Cube maintains AAA credit ratings across agencies, regular disclosures, and clear segregation between sponsor, manager, and SPVs. However, high leverage plus pledged sponsor units means governance quality must remain squeaky clean. One slip, and bondholders get nervous.
14. Industry Roast – Indian Road InvITs in One Paragraph
Indian road InvITs are designed for institutions that hate volatility but love yield. Growth is capped, returns are regulated, and upside is boring. Policy risk, WPI tweaks, and traffic cyclicality are permanent residents. You don’t buy road InvITs for alpha—you buy them so your portfolio doesn’t cry at night.

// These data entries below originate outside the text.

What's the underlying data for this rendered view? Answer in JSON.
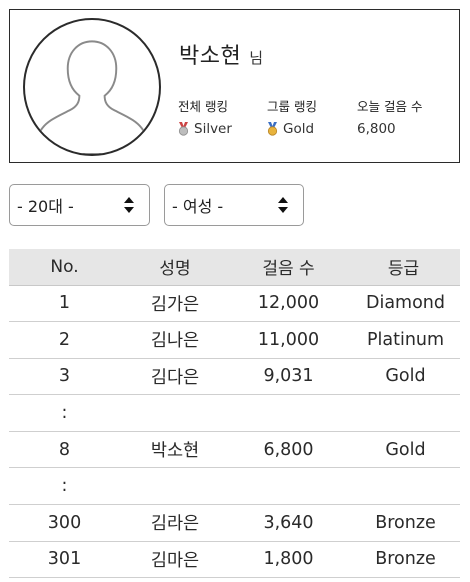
{
  "profile": {
    "name": "박소현",
    "honorific": "님",
    "stats": [
      {
        "label": "전체 랭킹",
        "value": "Silver",
        "medal": "silver-medal-icon",
        "color": "#b9b9b9"
      },
      {
        "label": "그룹 랭킹",
        "value": "Gold",
        "medal": "gold-medal-icon",
        "color": "#e0a93a"
      },
      {
        "label": "오늘 걸음 수",
        "value": "6,800"
      }
    ]
  },
  "filters": {
    "age": "- 20대 -",
    "gender": "- 여성 -"
  },
  "table": {
    "headers": [
      "No.",
      "성명",
      "걸음 수",
      "등급"
    ],
    "rows": [
      {
        "no": "1",
        "name": "김가은",
        "steps": "12,000",
        "grade": "Diamond"
      },
      {
        "no": "2",
        "name": "김나은",
        "steps": "11,000",
        "grade": "Platinum"
      },
      {
        "no": "3",
        "name": "김다은",
        "steps": "9,031",
        "grade": "Gold"
      },
      {
        "no": ":",
        "name": "",
        "steps": "",
        "grade": ""
      },
      {
        "no": "8",
        "name": "박소현",
        "steps": "6,800",
        "grade": "Gold"
      },
      {
        "no": ":",
        "name": "",
        "steps": "",
        "grade": ""
      },
      {
        "no": "300",
        "name": "김라은",
        "steps": "3,640",
        "grade": "Bronze"
      },
      {
        "no": "301",
        "name": "김마은",
        "steps": "1,800",
        "grade": "Bronze"
      }
    ]
  }
}
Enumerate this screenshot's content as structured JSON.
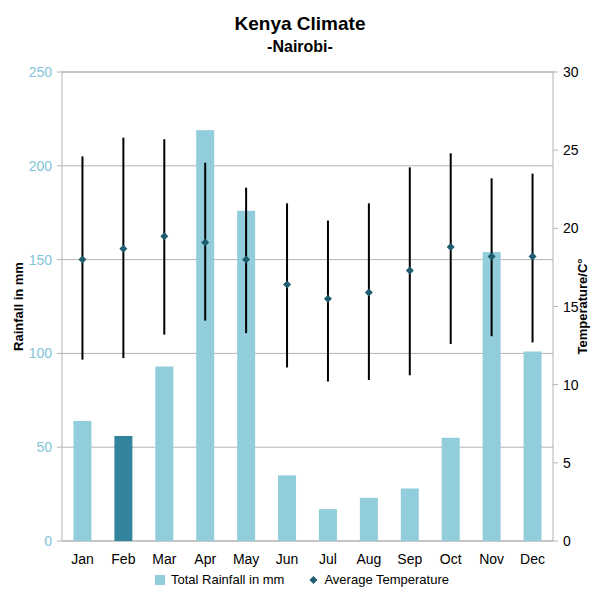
{
  "chart_data": {
    "type": "bar",
    "title": "Kenya Climate",
    "subtitle": "-Nairobi-",
    "categories": [
      "Jan",
      "Feb",
      "Mar",
      "Apr",
      "May",
      "Jun",
      "Jul",
      "Aug",
      "Sep",
      "Oct",
      "Nov",
      "Dec"
    ],
    "y_label": "Rainfall in mm",
    "y2_label": "Temperature/C°",
    "ylim": [
      0,
      250
    ],
    "yticks": [
      0,
      50,
      100,
      150,
      200,
      250
    ],
    "y2lim": [
      0,
      30
    ],
    "y2ticks": [
      0,
      5,
      10,
      15,
      20,
      25,
      30
    ],
    "grid": true,
    "legend": "bottom",
    "series": [
      {
        "name": "Total Rainfall in mm",
        "type": "bar",
        "colors": [
          "#92cddc",
          "#31849b",
          "#92cddc",
          "#92cddc",
          "#92cddc",
          "#92cddc",
          "#92cddc",
          "#92cddc",
          "#92cddc",
          "#92cddc",
          "#92cddc",
          "#92cddc"
        ],
        "values": [
          64,
          56,
          93,
          219,
          176,
          35,
          17,
          23,
          28,
          55,
          154,
          101
        ]
      },
      {
        "name": "Average Temperature",
        "type": "scatter",
        "axis": "y2",
        "marker": "diamond",
        "color": "#1f5c6e",
        "values": [
          18.0,
          18.7,
          19.5,
          19.1,
          18.0,
          16.4,
          15.5,
          15.9,
          17.3,
          18.8,
          18.2,
          18.2
        ],
        "low": [
          11.6,
          11.7,
          13.2,
          14.1,
          13.3,
          11.1,
          10.2,
          10.3,
          10.6,
          12.6,
          13.1,
          12.7
        ],
        "high": [
          24.6,
          25.8,
          25.7,
          24.2,
          22.6,
          21.6,
          20.5,
          21.6,
          23.9,
          24.8,
          23.2,
          23.5
        ]
      }
    ]
  }
}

15. EduInvesting Verdict – Toll Roads, Not Rocket Science
Cube Highways Trust is a cash-flow-first, leverage-heavy, institution-grade InvIT. Strengths lie in scale, asset maturity, and sponsor pedigree. Weaknesses are obvious—thin interest cover, low ROE optics, and regulatory dependence. Tailwinds include traffic growth and acquisitions; headwinds include rate cycles and policy tweaks. This is not an equity story. It is an infrastructure yield vehicle. Treat it like one, and it behaves. Treat it like a growth stock, and it will disappoint you quietly.